Set in the port town of Nautilene, Newsprints has a 1920s feel, with newsboys on every corner hawking the Nautiline Bugle and the Grumby Gazette with a territorial ferocity. Heading up the Bugle boys is Blue, an orphan, among several, being raised by Mayor Aric Nancy and his wife, both of whom run the Nautiline Bugle, the only newspaper that tells the truth. The great nation of Goswing has been at war with their neighbor Grimmaea for ten years, leaving many orphans and a struggling city, making sacrifices and living on rations. 

Running from Grumby Gazette thugs, Blue stumbles upon the workshop of a strange inventor named Jack Jingle, and accepts the job of apprentice. While visiting the Nautiline Naval Base with Jack, Blue meets  Crow, a boy with no fear and an affinity for birds. As these three characters, all with their own secrets, cross paths, the story climaxes with a spectacular that ends with betrayals, lies and a new quest for Blue.


Layered into Xu's exciting story that unfolds over the course of Newsprints is the story of a girl pretending to be a boy in order to do the thing she loves and find meaning in her life, as well as the story of a government that twists and tortures the truth to their own ends.
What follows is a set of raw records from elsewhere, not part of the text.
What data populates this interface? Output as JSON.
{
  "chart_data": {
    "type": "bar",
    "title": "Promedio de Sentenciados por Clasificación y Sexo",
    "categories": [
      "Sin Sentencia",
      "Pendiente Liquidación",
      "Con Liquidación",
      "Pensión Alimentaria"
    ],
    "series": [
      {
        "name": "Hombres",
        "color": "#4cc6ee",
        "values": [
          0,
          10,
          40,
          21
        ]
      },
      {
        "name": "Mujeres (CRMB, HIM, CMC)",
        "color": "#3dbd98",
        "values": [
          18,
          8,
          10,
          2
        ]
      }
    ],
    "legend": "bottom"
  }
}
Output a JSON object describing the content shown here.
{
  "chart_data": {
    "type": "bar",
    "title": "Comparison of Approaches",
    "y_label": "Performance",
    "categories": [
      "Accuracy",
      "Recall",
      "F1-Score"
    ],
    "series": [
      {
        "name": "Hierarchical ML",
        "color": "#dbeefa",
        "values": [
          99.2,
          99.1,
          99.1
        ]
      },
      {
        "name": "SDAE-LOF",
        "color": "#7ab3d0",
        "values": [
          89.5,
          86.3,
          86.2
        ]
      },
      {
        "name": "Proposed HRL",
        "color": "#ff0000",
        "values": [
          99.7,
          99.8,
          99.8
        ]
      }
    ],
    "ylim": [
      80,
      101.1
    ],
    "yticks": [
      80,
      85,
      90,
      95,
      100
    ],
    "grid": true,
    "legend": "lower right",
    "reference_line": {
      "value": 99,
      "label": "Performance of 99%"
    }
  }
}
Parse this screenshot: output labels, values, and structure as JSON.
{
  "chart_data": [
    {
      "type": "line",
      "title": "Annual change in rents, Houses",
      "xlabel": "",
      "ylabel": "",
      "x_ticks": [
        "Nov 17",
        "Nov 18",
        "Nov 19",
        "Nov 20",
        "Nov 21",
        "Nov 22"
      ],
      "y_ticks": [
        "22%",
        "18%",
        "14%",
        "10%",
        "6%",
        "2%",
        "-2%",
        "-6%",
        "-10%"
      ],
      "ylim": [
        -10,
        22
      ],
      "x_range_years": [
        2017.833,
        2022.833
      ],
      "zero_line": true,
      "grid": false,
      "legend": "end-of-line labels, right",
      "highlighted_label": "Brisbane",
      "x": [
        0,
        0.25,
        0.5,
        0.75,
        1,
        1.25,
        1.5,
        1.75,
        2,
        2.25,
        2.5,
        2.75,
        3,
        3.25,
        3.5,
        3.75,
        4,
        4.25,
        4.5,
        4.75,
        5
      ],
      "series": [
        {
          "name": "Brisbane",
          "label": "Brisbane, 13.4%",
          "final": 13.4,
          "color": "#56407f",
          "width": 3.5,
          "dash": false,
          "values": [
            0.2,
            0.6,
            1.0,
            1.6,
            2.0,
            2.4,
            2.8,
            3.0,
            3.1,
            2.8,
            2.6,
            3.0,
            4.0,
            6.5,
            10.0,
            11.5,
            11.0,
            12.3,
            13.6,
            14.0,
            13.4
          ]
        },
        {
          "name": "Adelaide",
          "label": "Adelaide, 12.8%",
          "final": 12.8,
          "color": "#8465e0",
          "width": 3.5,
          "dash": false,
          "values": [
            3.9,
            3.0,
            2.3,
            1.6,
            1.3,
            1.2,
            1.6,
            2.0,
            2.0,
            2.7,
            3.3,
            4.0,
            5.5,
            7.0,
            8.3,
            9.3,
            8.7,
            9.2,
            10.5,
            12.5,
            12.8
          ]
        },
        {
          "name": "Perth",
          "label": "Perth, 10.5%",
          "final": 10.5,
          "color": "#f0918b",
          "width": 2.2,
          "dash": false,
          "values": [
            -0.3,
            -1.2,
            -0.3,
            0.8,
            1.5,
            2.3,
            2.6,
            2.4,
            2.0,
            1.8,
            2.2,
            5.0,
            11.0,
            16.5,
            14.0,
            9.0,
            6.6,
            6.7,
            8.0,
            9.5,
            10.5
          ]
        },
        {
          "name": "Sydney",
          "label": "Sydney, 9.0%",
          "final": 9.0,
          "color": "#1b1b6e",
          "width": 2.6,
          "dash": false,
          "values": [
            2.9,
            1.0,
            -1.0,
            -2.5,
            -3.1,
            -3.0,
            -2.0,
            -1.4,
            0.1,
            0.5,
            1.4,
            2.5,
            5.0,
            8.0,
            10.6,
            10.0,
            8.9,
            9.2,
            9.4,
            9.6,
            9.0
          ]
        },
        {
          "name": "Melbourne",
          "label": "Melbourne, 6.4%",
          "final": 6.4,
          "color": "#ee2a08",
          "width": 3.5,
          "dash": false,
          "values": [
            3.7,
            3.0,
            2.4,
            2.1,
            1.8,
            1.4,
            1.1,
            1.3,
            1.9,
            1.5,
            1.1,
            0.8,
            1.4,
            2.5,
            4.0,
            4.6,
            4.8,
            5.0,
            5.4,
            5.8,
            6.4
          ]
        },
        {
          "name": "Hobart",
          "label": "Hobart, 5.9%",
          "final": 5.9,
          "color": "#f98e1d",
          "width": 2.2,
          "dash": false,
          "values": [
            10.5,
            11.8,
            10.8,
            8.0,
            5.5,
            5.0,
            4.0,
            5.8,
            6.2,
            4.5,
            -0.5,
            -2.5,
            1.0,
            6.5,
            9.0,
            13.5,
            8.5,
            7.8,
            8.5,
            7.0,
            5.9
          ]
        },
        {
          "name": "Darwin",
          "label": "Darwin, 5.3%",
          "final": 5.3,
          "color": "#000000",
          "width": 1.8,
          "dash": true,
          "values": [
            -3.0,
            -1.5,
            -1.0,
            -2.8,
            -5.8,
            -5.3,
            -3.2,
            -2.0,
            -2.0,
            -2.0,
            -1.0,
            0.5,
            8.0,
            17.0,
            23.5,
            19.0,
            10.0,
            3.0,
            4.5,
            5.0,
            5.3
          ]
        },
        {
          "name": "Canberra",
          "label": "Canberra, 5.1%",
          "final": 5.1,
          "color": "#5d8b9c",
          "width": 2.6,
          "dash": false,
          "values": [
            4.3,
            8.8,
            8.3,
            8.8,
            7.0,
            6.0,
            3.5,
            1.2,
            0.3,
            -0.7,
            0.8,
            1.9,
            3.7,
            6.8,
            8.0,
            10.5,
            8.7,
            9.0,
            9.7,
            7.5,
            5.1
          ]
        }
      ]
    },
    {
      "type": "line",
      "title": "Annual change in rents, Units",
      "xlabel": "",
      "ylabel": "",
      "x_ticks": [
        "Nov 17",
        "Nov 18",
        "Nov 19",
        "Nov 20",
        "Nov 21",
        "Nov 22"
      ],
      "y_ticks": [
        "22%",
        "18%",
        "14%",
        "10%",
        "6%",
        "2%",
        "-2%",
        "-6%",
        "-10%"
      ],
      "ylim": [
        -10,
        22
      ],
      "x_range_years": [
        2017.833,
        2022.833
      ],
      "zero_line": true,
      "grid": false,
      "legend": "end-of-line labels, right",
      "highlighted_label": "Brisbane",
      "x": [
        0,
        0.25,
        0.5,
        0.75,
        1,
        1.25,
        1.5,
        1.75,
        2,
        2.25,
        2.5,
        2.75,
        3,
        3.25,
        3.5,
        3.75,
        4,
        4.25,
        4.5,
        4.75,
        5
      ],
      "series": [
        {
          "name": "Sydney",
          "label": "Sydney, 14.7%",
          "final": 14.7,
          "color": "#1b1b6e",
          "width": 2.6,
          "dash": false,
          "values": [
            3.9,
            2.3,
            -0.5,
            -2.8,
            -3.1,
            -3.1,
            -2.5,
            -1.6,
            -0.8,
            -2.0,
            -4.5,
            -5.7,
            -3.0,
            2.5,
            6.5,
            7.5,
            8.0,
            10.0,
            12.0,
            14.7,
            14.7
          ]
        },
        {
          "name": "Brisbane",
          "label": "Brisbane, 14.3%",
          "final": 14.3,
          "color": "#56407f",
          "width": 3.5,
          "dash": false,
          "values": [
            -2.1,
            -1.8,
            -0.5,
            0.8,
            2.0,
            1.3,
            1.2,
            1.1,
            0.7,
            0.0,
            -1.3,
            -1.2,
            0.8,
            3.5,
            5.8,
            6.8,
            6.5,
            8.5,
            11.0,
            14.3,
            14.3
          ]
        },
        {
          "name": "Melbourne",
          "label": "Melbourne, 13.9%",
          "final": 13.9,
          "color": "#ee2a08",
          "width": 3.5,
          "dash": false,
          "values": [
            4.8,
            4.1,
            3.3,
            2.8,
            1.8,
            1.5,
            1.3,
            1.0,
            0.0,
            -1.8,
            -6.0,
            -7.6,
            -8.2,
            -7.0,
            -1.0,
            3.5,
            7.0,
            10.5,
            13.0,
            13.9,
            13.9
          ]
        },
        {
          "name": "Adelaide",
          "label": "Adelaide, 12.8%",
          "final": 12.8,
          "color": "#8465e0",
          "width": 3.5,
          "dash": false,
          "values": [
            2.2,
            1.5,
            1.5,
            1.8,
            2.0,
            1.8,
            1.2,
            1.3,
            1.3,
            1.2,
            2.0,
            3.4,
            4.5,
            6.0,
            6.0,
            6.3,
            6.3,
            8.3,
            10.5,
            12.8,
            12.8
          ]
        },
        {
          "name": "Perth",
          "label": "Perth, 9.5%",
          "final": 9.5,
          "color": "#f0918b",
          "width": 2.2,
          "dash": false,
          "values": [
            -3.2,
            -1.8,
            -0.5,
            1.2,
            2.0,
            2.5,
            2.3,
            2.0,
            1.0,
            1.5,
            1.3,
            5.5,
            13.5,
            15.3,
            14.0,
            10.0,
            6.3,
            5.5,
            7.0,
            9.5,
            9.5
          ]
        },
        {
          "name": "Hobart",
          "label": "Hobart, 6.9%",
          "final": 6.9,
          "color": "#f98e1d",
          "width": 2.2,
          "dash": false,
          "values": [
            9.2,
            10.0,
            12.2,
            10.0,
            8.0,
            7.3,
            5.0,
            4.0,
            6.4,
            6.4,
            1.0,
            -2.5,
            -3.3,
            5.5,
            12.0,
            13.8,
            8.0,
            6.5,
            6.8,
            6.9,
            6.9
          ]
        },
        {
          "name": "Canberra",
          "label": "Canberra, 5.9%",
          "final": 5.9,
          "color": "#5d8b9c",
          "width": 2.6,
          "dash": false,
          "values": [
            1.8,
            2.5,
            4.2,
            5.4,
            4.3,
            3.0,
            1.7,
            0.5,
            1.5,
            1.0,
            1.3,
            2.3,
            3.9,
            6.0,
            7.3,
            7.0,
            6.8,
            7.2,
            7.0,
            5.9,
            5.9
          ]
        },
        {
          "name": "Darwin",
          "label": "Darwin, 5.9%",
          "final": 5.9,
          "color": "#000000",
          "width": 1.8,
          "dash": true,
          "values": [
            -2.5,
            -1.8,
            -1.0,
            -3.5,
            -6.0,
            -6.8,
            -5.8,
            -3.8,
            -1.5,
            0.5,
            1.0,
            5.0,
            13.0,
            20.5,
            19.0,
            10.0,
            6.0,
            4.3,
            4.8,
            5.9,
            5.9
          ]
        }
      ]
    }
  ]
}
When Blue discovers this, she is determined to fight the fake news as well as gender bias. This is me, as an adult, teasing these ideas out of Newsprints. Most young readers will be tearing through this exciting story, reading for plot and not greater meaning, and that is just fine. Newsprints is completely engaging. Xu's style of illustration, the pace and the scope of her panels, reminds me a bit of the animated show, The Legend of Korra, as do her energetic characters. The palette Xu uses in Newprints is pale and washed out, intensifying the strain of living in wartime for a decade. Xu also scatters moments of detail throughout her panels, with excerpts from newspapers, maps, notebooks and intricate inventions that you will want to go back and look at more closely.  I can't wait for the next installment of Newsprints and the adventures of Lavender Blue.